Reformar em vez de comprar: tendência transforma mercado imobiliário
Juros altos impulsionam mercado de reformas e mudam planos de quem sonha com a casa própria
O sonho da casa própria continua presente na vida dos brasileiros, mas o caminho para alcançá-lo tem se tornado mais desafiador. Com o crédito imobiliário mais restrito, juros ainda elevados e aumento dos custos de aquisição de imóveis, milhares de famílias estão optando por uma estratégia diferente: reformar, ampliar ou modernizar o imóvel que já possuem.
O movimento tem impulsionado o mercado de reformas em todo o país e também em Goiânia, onde lojas de materiais de construção, arquitetos, engenheiros, designers de interiores e empresas especializadas em obras residenciais registram aumento na procura por serviços voltados à revitalização de imóveis.
A mudança de comportamento ocorre em um momento em que o financiamento imobiliário enfrenta dificuldades. Entidades do setor apontam que as taxas de juros continuam sendo um dos principais obstáculos para quem deseja comprar um imóvel financiado. A Associação Brasileira de Incorporadoras Imobiliárias (Abrainc) destaca que os juros elevados reduzem o acesso ao crédito e dificultam a entrada de novos compradores no mercado.

Com isso, muitas famílias passaram a direcionar recursos que seriam utilizados na entrada de um imóvel para projetos de reforma, ampliação ou valorização do patrimônio já existente.
Reformar ficou mais vantajoso do que trocar de imóvel
Especialistas do setor imobiliário avaliam que a decisão de reformar ganhou força principalmente entre famílias de classe média. Em vez de assumir financiamentos de longo prazo com parcelas elevadas, consumidores têm optado por investir em melhorias como ampliação de ambientes, modernização de cozinhas, instalação de áreas gourmet, troca de revestimentos e projetos de eficiência energética.
O fenômeno é percebido em Goiânia, cidade que possui um dos mercados imobiliários mais aquecidos do Centro-Oeste. Em bairros consolidados como Setor Bueno, Jardim Goiás, Nova Suíça, Parque Amazônia e Setor Oeste, cresce a procura por reformas em apartamentos e casas construídos há mais de dez anos.
A valorização dos imóveis usados também contribui para esse movimento. Proprietários entendem que uma reforma bem executada pode aumentar significativamente o valor de mercado do imóvel, além de proporcionar mais conforto sem a necessidade de mudança.

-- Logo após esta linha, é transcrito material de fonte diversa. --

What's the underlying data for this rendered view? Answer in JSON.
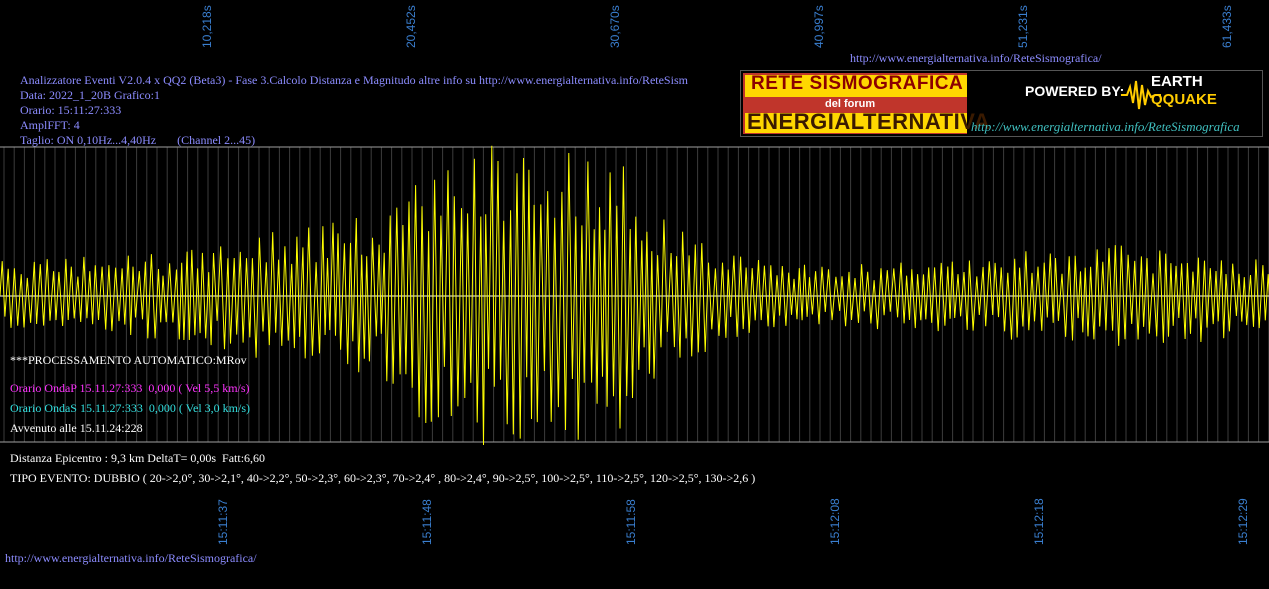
{
  "chart_data": {
    "type": "line",
    "title": "",
    "top_ticks": [
      "10,218s",
      "20,452s",
      "30,670s",
      "40,997s",
      "51,231s",
      "61,433s"
    ],
    "bottom_ticks": [
      "15:11:37",
      "15:11:48",
      "15:11:58",
      "15:12:08",
      "15:12:18",
      "15:12:29"
    ],
    "series_color": "#ffff00",
    "amplitude_envelope": [
      {
        "t": 0,
        "a": 0.35
      },
      {
        "t": 0.15,
        "a": 0.45
      },
      {
        "t": 0.22,
        "a": 0.65
      },
      {
        "t": 0.3,
        "a": 0.8
      },
      {
        "t": 0.34,
        "a": 1.3
      },
      {
        "t": 0.4,
        "a": 1.6
      },
      {
        "t": 0.45,
        "a": 1.45
      },
      {
        "t": 0.49,
        "a": 1.3
      },
      {
        "t": 0.52,
        "a": 0.8
      },
      {
        "t": 0.57,
        "a": 0.45
      },
      {
        "t": 0.65,
        "a": 0.3
      },
      {
        "t": 0.74,
        "a": 0.35
      },
      {
        "t": 0.82,
        "a": 0.45
      },
      {
        "t": 0.88,
        "a": 0.5
      },
      {
        "t": 0.95,
        "a": 0.45
      },
      {
        "t": 1.0,
        "a": 0.35
      }
    ]
  },
  "header": {
    "url_top": "http://www.energialternativa.info/ReteSismografica/",
    "info_line1": "Analizzatore Eventi V2.0.4 x QQ2 (Beta3) - Fase 3.Calcolo Distanza e Magnitudo altre info su http://www.energialternativa.info/ReteSism",
    "info_line2": "Data: 2022_1_20B Grafico:1",
    "info_line3": "Orario: 15:11:27:333",
    "info_line4": "AmplFFT: 4",
    "info_line5": "Taglio: ON 0,10Hz...4,40Hz       (Channel 2...45)"
  },
  "logo": {
    "title1": "RETE SISMOGRAFICA",
    "title2": "del forum",
    "title3": "ENERGIALTERNATIVA",
    "powered": "POWERED BY:",
    "earth": "EARTH",
    "quake": "QQUAKE",
    "url": "http://www.energialternativa.info/ReteSismografica"
  },
  "analysis": {
    "processing": "***PROCESSAMENTO AUTOMATICO:MRov",
    "onda_p": "Orario OndaP 15.11.27:333  0,000 ( Vel 5,5 km/s)",
    "onda_s": "Orario OndaS 15.11.27:333  0,000 ( Vel 3,0 km/s)",
    "avvenuto": "Avvenuto alle 15.11.24:228",
    "distanza": "Distanza Epicentro : 9,3 km DeltaT= 0,00s  Fatt:6,60",
    "tipo": "TIPO EVENTO: DUBBIO ( 20->2,0°, 30->2,1°, 40->2,2°, 50->2,3°, 60->2,3°, 70->2,4° , 80->2,4°, 90->2,5°, 100->2,5°, 110->2,5°, 120->2,5°, 130->2,6 )"
  },
  "footer": {
    "url_bottom": "http://www.energialternativa.info/ReteSismografica/"
  }
}
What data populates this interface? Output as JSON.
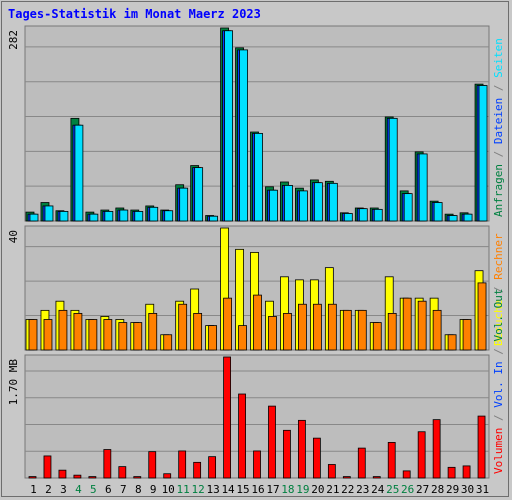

Outro fator importante é o aumento do custo de aquisição de imóveis novos. Além da entrada, compradores precisam arcar com despesas de cartório, escritura, ITBI e custos de financiamento, tornando a reforma uma alternativa financeiramente mais atrativa.
Mercado imobiliário segue aquecido, mas crédito perdeu força
Apesar das dificuldades de financiamento, o mercado imobiliário brasileiro continua registrando números expressivos. Em 2025, o país alcançou recorde histórico de lançamentos residenciais, com 453 mil unidades lançadas e Valor Geral de Vendas (VGV) de R$ 264,2 bilhões.
No entanto, os dados revelam uma divisão importante. Enquanto empreendimentos ligados ao programa habitacional federal seguem impulsionados por recursos do FGTS, o segmento de médio padrão vem enfrentando dificuldades devido à redução do crédito tradicional.
Dados do setor mostram que os financiamentos realizados por meio do Sistema Brasileiro de Poupança e Empréstimo (SBPE), principal fonte de recursos para imóveis de classe média, registraram queda de 13% em 2025.

Levantamento da Deloitte também identificou retração nos indicadores de demanda e vendas de imóveis de médio e alto padrão, com quedas de 23% e 21%, respectivamente.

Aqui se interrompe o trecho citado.